Hoje, o grupo conta dormir algumas horas em Montpellier, já em França.
Na Visãoque acompanha a caravana, há já uma primeira crónica da viagem.
De resto, a viagem pode ser acompanhada por quem está no facebook, na página Famílias como as nossas.

Sobre a questão dos refugiados, Rosário Gamboa escreveu há duas semanas, no JN, numa crónica que vale a pena ler:
Deslocados, perdidos no mar ou amontoados nos comboios, estão os rostos que evitamos ver porque temos medo - medo da nossa profunda vulnerabilidade; de perdermos as certezas que construímos sobre nós e sobre os outros.

Também na sua página de Facebook, Alfredo Abreuresponsável do Serve The City Lisboa escreveu há uma semana um testemunho que vale a ler:

Faz hoje 40 anos.
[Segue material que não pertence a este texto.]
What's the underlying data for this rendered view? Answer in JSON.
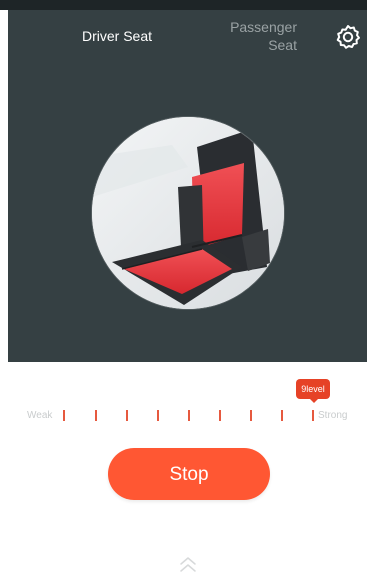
{
  "tabs": {
    "driver_label": "Driver Seat",
    "passenger_label": "Passenger\nSeat",
    "active": "driver"
  },
  "icons": {
    "settings": "gear-icon",
    "link": "link-icon",
    "expand": "chevron-up-icon"
  },
  "seat_image": "seat-photo",
  "intensity": {
    "weak_label": "Weak",
    "strong_label": "Strong",
    "level_label": "9level",
    "level": 9,
    "max_level": 9
  },
  "stop_label": "Stop",
  "colors": {
    "header_bg": "#354043",
    "accent": "#ff5733",
    "tick": "#e6593f",
    "badge": "#e64226",
    "link_icon": "#3fbf6d"
  }
}
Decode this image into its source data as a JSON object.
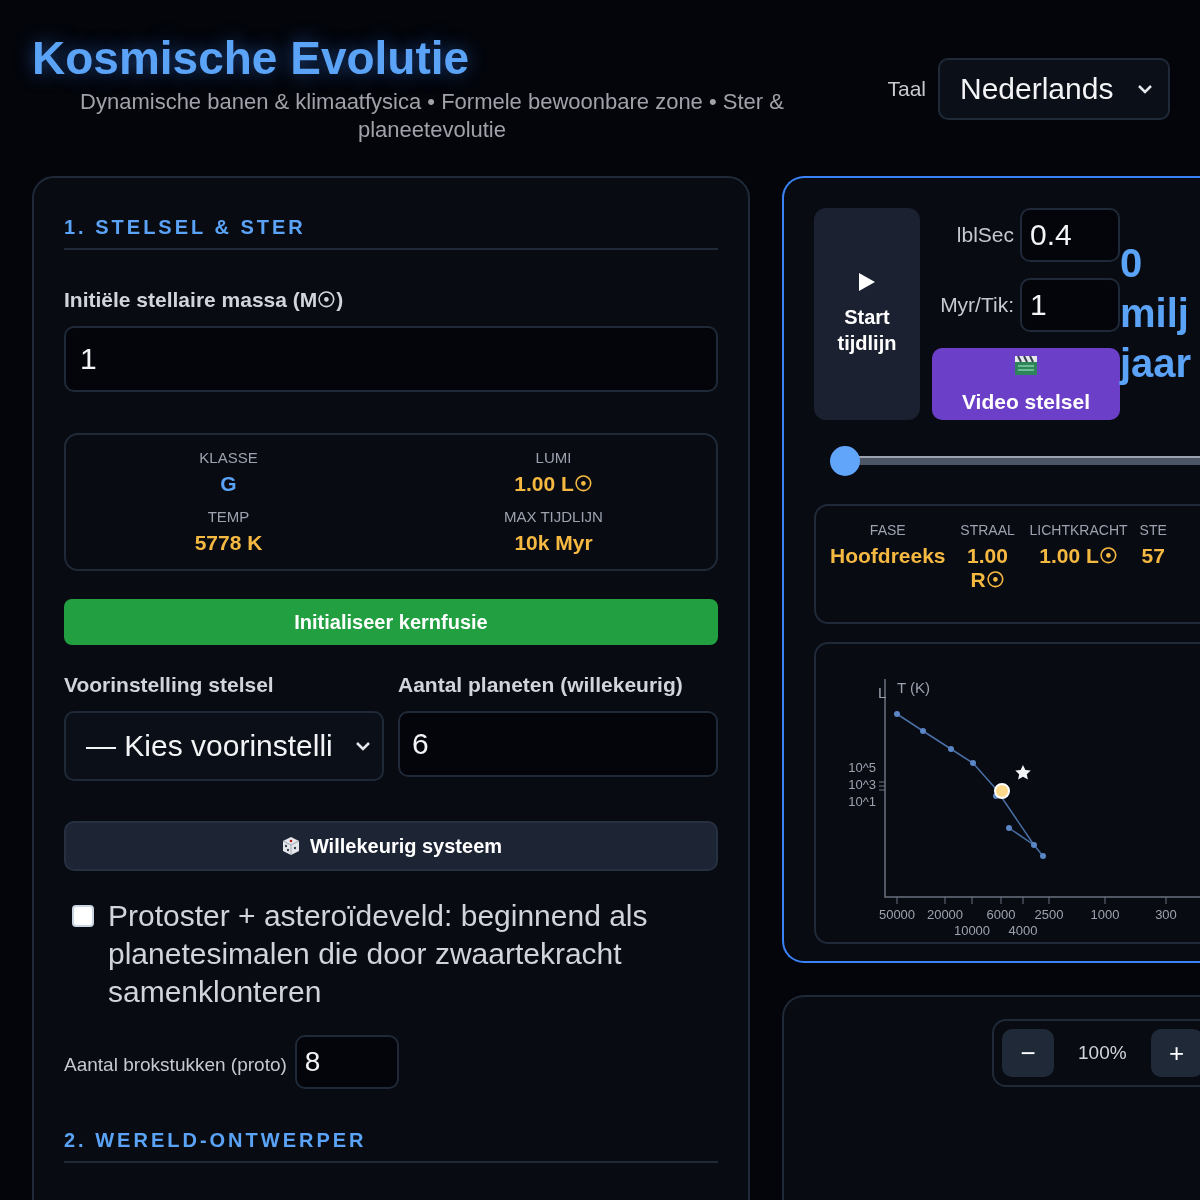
{
  "header": {
    "title": "Kosmische Evolutie",
    "subtitle": "Dynamische banen & klimaatfysica • Formele bewoonbare zone • Ster & planeetevolutie",
    "language_label": "Taal",
    "language_value": "Nederlands"
  },
  "left_panel": {
    "section_1_title": "1. STELSEL & STER",
    "mass_label": "Initiële stellaire massa (M☉)",
    "mass_value": "1",
    "star_stats": [
      {
        "label": "KLASSE",
        "value": "G",
        "kind": "class"
      },
      {
        "label": "LUMI",
        "value": "1.00 L☉",
        "kind": "amount"
      },
      {
        "label": "TEMP",
        "value": "5778 K",
        "kind": "amount"
      },
      {
        "label": "MAX TIJDLIJN",
        "value": "10k Myr",
        "kind": "amount"
      }
    ],
    "init_button": "Initialiseer kernfusie",
    "preset_label": "Voorinstelling stelsel",
    "preset_value": "— Kies voorinstelli",
    "planets_label": "Aantal planeten (willekeurig)",
    "planets_value": "6",
    "random_button": "Willekeurig systeem",
    "protostar": {
      "checked": false,
      "label": "Protoster + asteroïdeveld: beginnend als planetesimalen die door zwaartekracht samenklonteren"
    },
    "fragments_label": "Aantal brokstukken (proto)",
    "fragments_value": "8",
    "section_2_title": "2. WERELD-ONTWERPER"
  },
  "timeline_panel": {
    "start_button": "Start tijdlijn",
    "speed_label": "lblSec",
    "speed_value": "0.4",
    "step_label": "Myr/Tik:",
    "step_value": "1",
    "video_button": "Video stelsel",
    "age_readout": "0 milj jaar",
    "slider": {
      "level": 0
    },
    "stats": [
      {
        "label": "FASE",
        "value": "Hoofdreeks"
      },
      {
        "label": "STRAAL",
        "value": "1.00 R☉"
      },
      {
        "label": "LICHTKRACHT",
        "value": "1.00 L☉"
      },
      {
        "label": "STE",
        "value": "57"
      }
    ],
    "hr_diagram": {
      "y_axis_label": "L",
      "x_axis_label": "T (K)",
      "y_ticks": [
        "10^5",
        "10^3",
        "10^1"
      ],
      "x_ticks": [
        "50000",
        "20000",
        "10000",
        "6000",
        "4000",
        "2500",
        "1000",
        "300"
      ]
    }
  },
  "view_panel": {
    "zoom_out": "−",
    "zoom_level": "100%",
    "zoom_in": "+"
  }
}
Eu tinha 13 na altura e chegámos a Portugal a 17 de Setembro de 1975. Muitas outras pessoas ficaram para trás, dias e dias no aeroporto à espera de poderem entrar num dos aviões da ponte aérea. Vínhamos a fugir de uma guerra que vi (e ouvi) fazer-se na nossa cidade, de facto até bem à frente da nossa casa. Chegámos com as malas que trazíamos. Éramos refugiados. Muitos, muitos, muitos milhares. Esta era uma terra e uma cultura diferente da que conheci toda a minha vida. Nem sempre fomos bem recebidos por quem tinha medo de virmos retirar espaço, empregos, sei lá que mais. Mas o espaço foi-se abrindo, para uns mais do que para outros e hoje já tudo parece uma memória longínqua.
No primeiro ano de escola aqui em Portugal fui chamado à atenção pelos professores por não estar a prestar atenção. Desenhava incessantemente o mapa de Angola. Vivemos em família (muito) alargada num pequeno apartamento durante alguns anos. Durante muito tempo os carros com matrículas de Angola e Moçambique faziam sinais de luzes quando passávamos uns pelos outros. Havia saudade e muitas incertezas: já não éramos de lá e ainda não éramos daqui...

Hoje este é o meu país, a minha terra, aqui tenho investido o melhor que sei e posso. Modesta mas convictamente tenho procurado contribuir para o progresso de Portugal, demos-lhe 4 filhos, não tenho dúvidas que Portugal ficou mais rico. 40 anos depois não posso deixar de ver a chegada de mais refugiados com expectativa muito grande, pensando nos que vêm provavelmente até sem malas, mas com uma história que pode tornar a nossa ainda mais rica. Estou pronto para receber os nossos novos vizinhos. De braços abertos, de coração aberto, para construirmos uma Cidade mais justa, fraterna e solidária. Juntos.